# Introduction and a bit of creative advice please!



## hammer (May 18, 2020)

Hi, my name is Phill and I am trying to improve a large lawn in a house that I have lived in for 5 years. It's starting to get there, but it takes an age because it's quite big. Approx 750 sq m.

I am currently trying to improve the edges at the borders and beneath the privet hedge that runs around the garden.

I do usually cut the borders with a half moon without trying to eat into the lawn too much each year. However there is one border in particular where the soil slopes down onto the grass so I can't get much of an edge to the lawn. And for a few meters of the border the soil is above the height of the grass so it kind of rises above it. I'm not sure if you can see in the pictures.
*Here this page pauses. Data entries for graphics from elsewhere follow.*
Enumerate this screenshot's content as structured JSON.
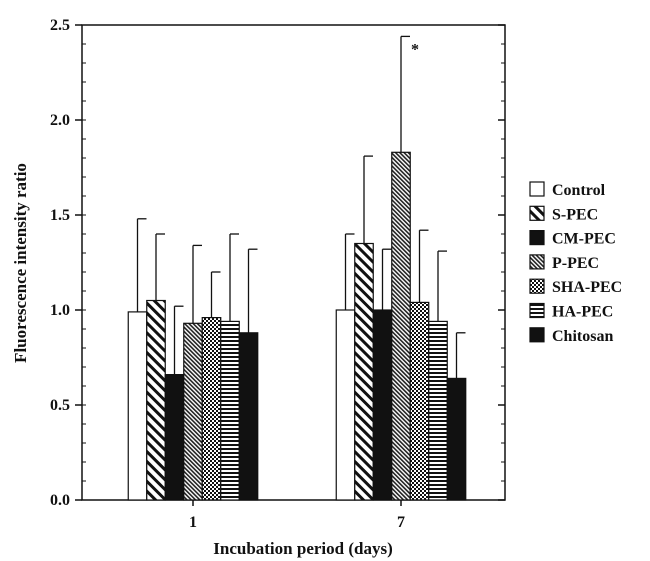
{
  "chart_data": {
    "type": "bar",
    "title": "",
    "xlabel": "Incubation period (days)",
    "ylabel": "Fluorescence intensity ratio",
    "categories": [
      "1",
      "7"
    ],
    "ylim": [
      0,
      2.5
    ],
    "yticks": [
      "0.0",
      "0.5",
      "1.0",
      "1.5",
      "2.0",
      "2.5"
    ],
    "grid": false,
    "legend_position": "right",
    "series": [
      {
        "name": "Control",
        "pattern": "open",
        "values": [
          0.99,
          1.0
        ],
        "errors": [
          0.49,
          0.4
        ]
      },
      {
        "name": "S-PEC",
        "pattern": "diagonal-wide",
        "values": [
          1.05,
          1.35
        ],
        "errors": [
          0.35,
          0.46
        ]
      },
      {
        "name": "CM-PEC",
        "pattern": "solid",
        "values": [
          0.66,
          1.0
        ],
        "errors": [
          0.36,
          0.32
        ]
      },
      {
        "name": "P-PEC",
        "pattern": "diagonal-dense",
        "values": [
          0.93,
          1.83
        ],
        "errors": [
          0.41,
          0.61
        ]
      },
      {
        "name": "SHA-PEC",
        "pattern": "checker",
        "values": [
          0.96,
          1.04
        ],
        "errors": [
          0.24,
          0.38
        ]
      },
      {
        "name": "HA-PEC",
        "pattern": "horizontal",
        "values": [
          0.94,
          0.94
        ],
        "errors": [
          0.46,
          0.37
        ]
      },
      {
        "name": "Chitosan",
        "pattern": "solid",
        "values": [
          0.88,
          0.64
        ],
        "errors": [
          0.44,
          0.24
        ]
      }
    ],
    "annotations": [
      {
        "text": "*",
        "category": "7",
        "series": "P-PEC"
      }
    ]
  }
}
Also I would like to make a neat edge below the hedge. Does anyone have any experience with doing this? There is a lot of hedge to deal with!


----------



## Bug pumper (Jul 2, 2018)

The plants are very close to the edge of the bed leaving you little room to edge the beds. I think the only option is to expand the bed roughly 6'' so you can cut an edge in and slope the bed down to the bottom of the trench.


----------



## cbagz (May 12, 2020)

What I would do is take a flat shovel and from the red line side insert the shovel in the ground at about a 45 degree angle all the way down along the hedge. Then youre going to come back and repeat the process from the blue line all the way down. You dont have to go very deep with the shovel but that angle should help to create a somewhat gradual slope along the bed to help define the bed edges.


----------